Celle-ci prévoit que le président du Conseil de la Nation transmette le pouvoir avant l’expiration du délai de 90 jours à un nouveau chef de l’Etat élu lors d’une présidentielle.

Le mouvement de contestation réclame lui de sortir de ce cadre pour mettre sur pied des institutions de transition permettant d’engager des réformes profondes et d’organiser des élections libres.

Vers une « rupture » ?

En cas de retrait, de plus en plus probable, de M. Bensalah, ce serait son successeur à la tête du Conseil de la Nation qui prendrait l’intérim.

Mais « lui ou toute autre personne issue du Conseil de la Nation sera rejetée par la rue », avance Rachid Grim, enseignant en Sciences politiques à l’Institut supérieur de gestion et de planification (ISGP) d’Alger, interrogé par l’AFP.
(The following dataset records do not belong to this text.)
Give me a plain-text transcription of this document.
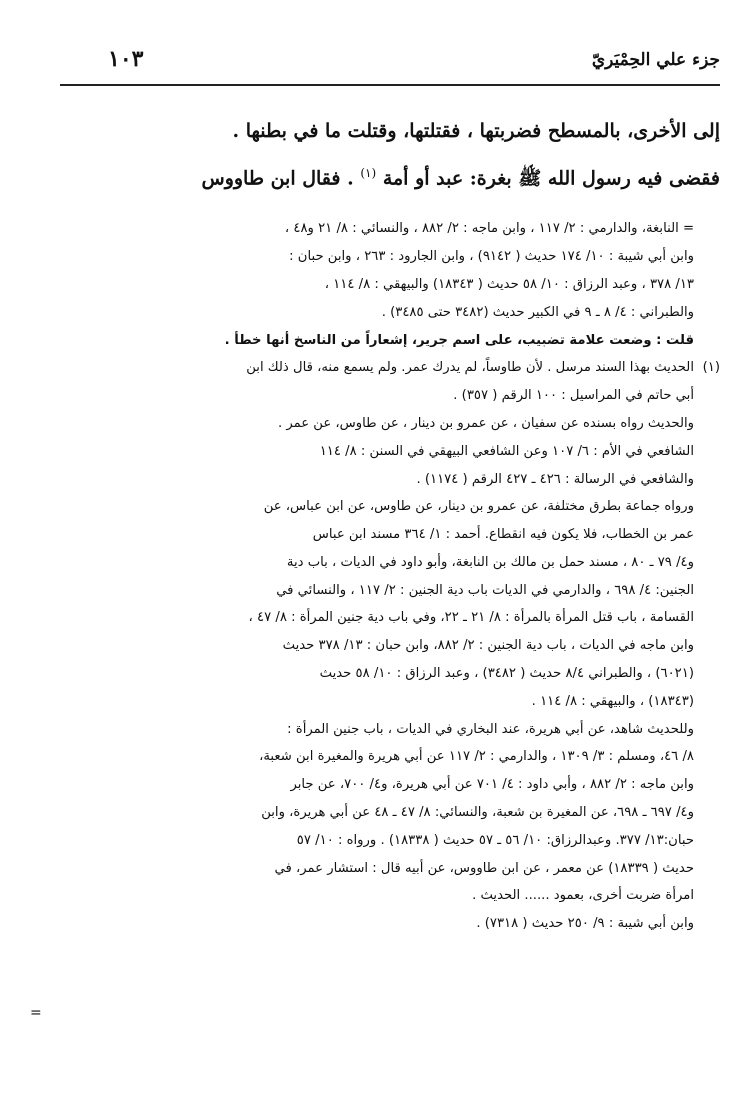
جزء علي الحِمْيَريّ
١٠٣
إلى الأخرى، بالمسطح فضربتها ، فقتلتها، وقتلت ما في بطنها .
فقضى فيه رسول الله ﷺ بغرة: عبد أو أمة $^{(١)}$ . فقال ابن طاووس
= النابغة، والدارمي : ٢/ ١١٧ ، وابن ماجه : ٢/ ٨٨٢ ، والنسائي : ٨/ ٢١ و٤٨ ،
وابن أبي شيبة : ١٠/ ١٧٤ حديث ( ٩١٤٢) ، وابن الجارود : ٢٦٣ ، وابن حبان :
١٣/ ٣٧٨ ، وعبد الرزاق : ١٠/ ٥٨ حديث ( ١٨٣٤٣) والبيهقي : ٨/ ١١٤ ،
والطبراني : ٤/ ٨ ـ ٩ في الكبير حديث (٣٤٨٢ حتى ٣٤٨٥) .
قلت : وضعت علامة تضبيب، على اسم جرير، إشعاراً من الناسخ أنها خطأ .
(١)الحديث بهذا السند مرسل . لأن طاوساً، لم يدرك عمر. ولم يسمع منه، قال ذلك ابن
أبي حاتم في المراسيل : ١٠٠ الرقم ( ٣٥٧) .
والحديث رواه بسنده عن سفيان ، عن عمرو بن دينار ، عن طاوس، عن عمر .
الشافعي في الأم : ٦/ ١٠٧ وعن الشافعي البيهقي في السنن : ٨/ ١١٤
والشافعي في الرسالة : ٤٢٦ ـ ٤٢٧ الرقم ( ١١٧٤) .
ورواه جماعة بطرق مختلفة، عن عمرو بن دينار، عن طاوس، عن ابن عباس، عن
عمر بن الخطاب، فلا يكون فيه انقطاع. أحمد : ١/ ٣٦٤ مسند ابن عباس
و٤/ ٧٩ ـ ٨٠ ، مسند حمل بن مالك بن النابغة، وأبو داود في الديات ، باب دية
الجنين: ٤/ ٦٩٨ ، والدارمي في الديات باب دية الجنين : ٢/ ١١٧ ، والنسائي في
القسامة ، باب قتل المرأة بالمرأة : ٨/ ٢١ ـ ٢٢، وفي باب دية جنين المرأة : ٨/ ٤٧ ،
وابن ماجه في الديات ، باب دية الجنين : ٢/ ٨٨٢، وابن حبان : ١٣/ ٣٧٨ حديث
(٦٠٢١) ، والطبراني ٨/٤ حديث ( ٣٤٨٢) ، وعبد الرزاق : ١٠/ ٥٨ حديث
(١٨٣٤٣) ، والبيهقي : ٨/ ١١٤ .
وللحديث شاهد، عن أبي هريرة، عند البخاري في الديات ، باب جنين المرأة :
٨/ ٤٦، ومسلم : ٣/ ١٣٠٩ ، والدارمي : ٢/ ١١٧ عن أبي هريرة والمغيرة ابن شعبة،
وابن ماجه : ٢/ ٨٨٢ ، وأبي داود : ٤/ ٧٠١ عن أبي هريرة، و٤/ ٧٠٠، عن جابر
و٤/ ٦٩٧ ـ ٦٩٨، عن المغيرة بن شعبة، والنسائي: ٨/ ٤٧ ـ ٤٨ عن أبي هريرة، وابن
حبان:١٣/ ٣٧٧. وعبدالرزاق: ١٠/ ٥٦ ـ ٥٧ حديث ( ١٨٣٣٨) . ورواه : ١٠/ ٥٧
حديث ( ١٨٣٣٩) عن معمر ، عن ابن طاووس، عن أبيه قال : استشار عمر، في
امرأة ضربت أخرى، بعمود ...... الحديث .
وابن أبي شيبة : ٩/ ٢٥٠ حديث ( ٧٣١٨) .
=
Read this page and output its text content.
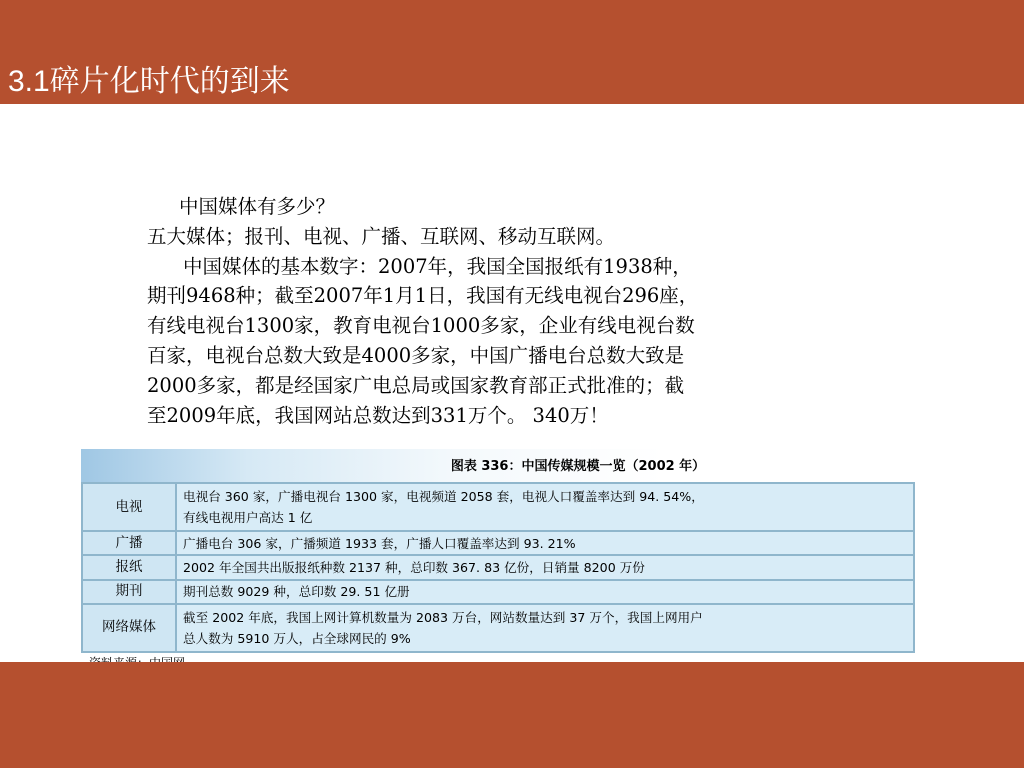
3.1碎片化时代的到来

中国媒体有多少？

五大媒体；报刊、电视、广播、互联网、移动互联网。

中国媒体的基本数字：2007年，我国全国报纸有1938种，

期刊9468种；截至2007年1月1日，我国有无线电视台296座，

有线电视台1300家，教育电视台1000多家，企业有线电视台数

百家，电视台总数大致是4000多家，中国广播电台总数大致是

2000多家，都是经国家广电总局或国家教育部正式批准的；截

至2009年底，我国网站总数达到331万个。 340万！

图表 336：中国传媒规模一览（2002 年）
电视	电视台 360 家，广播电视台 1300 家，电视频道 2058 套，电视人口覆盖率达到 94. 54%，
有线电视用户高达 1 亿

广播	广播电台 306 家，广播频道 1933 套，广播人口覆盖率达到 93. 21%
报纸	2002 年全国共出版报纸种数 2137 种，总印数 367. 83 亿份，日销量 8200 万份
期刊	期刊总数 9029 种，总印数 29. 51 亿册
网络媒体	截至 2002 年底，我国上网计算机数量为 2083 万台，网站数量达到 37 万个，我国上网用户
总人数为 5910 万人，占全球网民的 9%
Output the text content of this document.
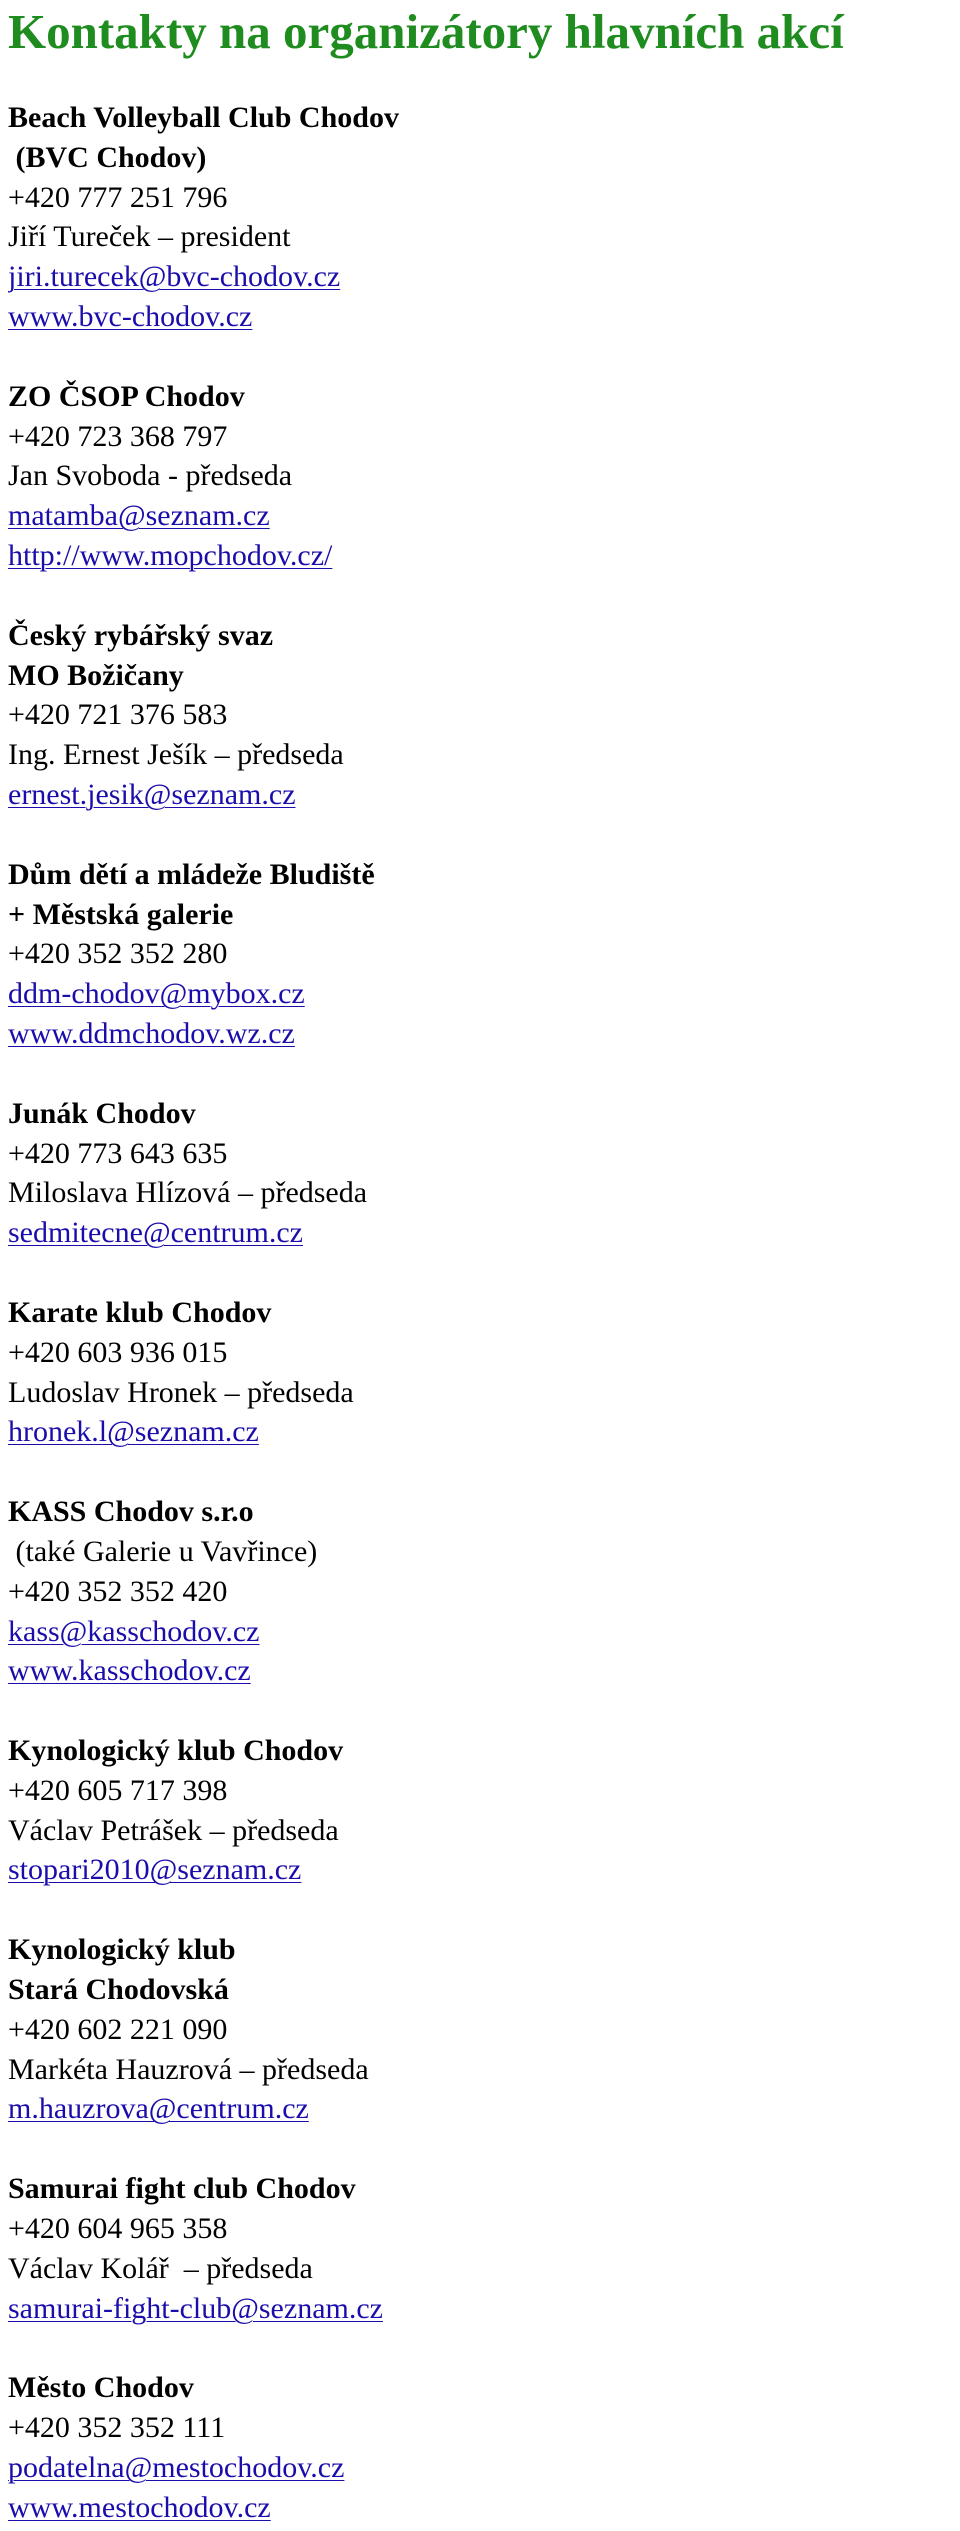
Kontakty na organizátory hlavních akcí
Beach Volleyball Club Chodov
(BVC Chodov)
+420 777 251 796
Jiří Tureček – president
jiri.turecek@bvc-chodov.cz
www.bvc-chodov.cz
ZO ČSOP Chodov
+420 723 368 797
Jan Svoboda - předseda
matamba@seznam.cz
http://www.mopchodov.cz/
Český rybářský svaz
MO Božičany
+420 721 376 583
Ing. Ernest Ješík – předseda
ernest.jesik@seznam.cz
Dům dětí a mládeže Bludiště
+ Městská galerie
+420 352 352 280
ddm-chodov@mybox.cz
www.ddmchodov.wz.cz
Junák Chodov
+420 773 643 635
Miloslava Hlízová – předseda
sedmitecne@centrum.cz
Karate klub Chodov
+420 603 936 015
Ludoslav Hronek – předseda
hronek.l@seznam.cz
KASS Chodov s.r.o
(také Galerie u Vavřince)
+420 352 352 420
kass@kasschodov.cz
www.kasschodov.cz
Kynologický klub Chodov
+420 605 717 398
Václav Petrášek – předseda
stopari2010@seznam.cz
Kynologický klub
Stará Chodovská
+420 602 221 090
Markéta Hauzrová – předseda
m.hauzrova@centrum.cz
Samurai fight club Chodov
+420 604 965 358
Václav Kolář  – předseda
samurai-fight-club@seznam.cz
Město Chodov
+420 352 352 111
podatelna@mestochodov.cz
www.mestochodov.cz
Si la présidence de la chambre haute était laissée vacante, la Constitution charge alors de l’intérim le président du Conseil constitutionnel, M. Belaiz, autre personnalité honnie par les manifestants.

« C’est là où il y a un vrai problème. L’armée tient à ce que cela (la transition) se fasse à l’intérieur de la Constitution et la rue veut que cela se fasse à l’extérieur de la Constitution. Si l’armée n’assouplit pas sa position, on va vers la rupture », s’inquiète M. Grim.

Al Moudjahid a évoqué une piste de compromis avec la création d' »une commission indépendante » qui serait chargée de tout le processus électoral.

Dans la rue mardi matin, des Algériens affichaient leur refus de M. Bensalah.

« Il doit démissionner, c’est la voix du peuple et le peuple doit avoir raison », déclarée à l’AFP Mourad, 50 ans, un entrepreneur qui va manifester le vendredi avec ses deux filles, âgées de six et neuf ans.

« Elles ne savent pas ce que c’est la démocratie (…) je veux leur inculquer ce qu’est la liberté », ajoute-t-il.

« On est en train de renaitre », lance de son côté Sofiane, 45 ans. « Bensalah n’a pas d’autre choix que la démission ».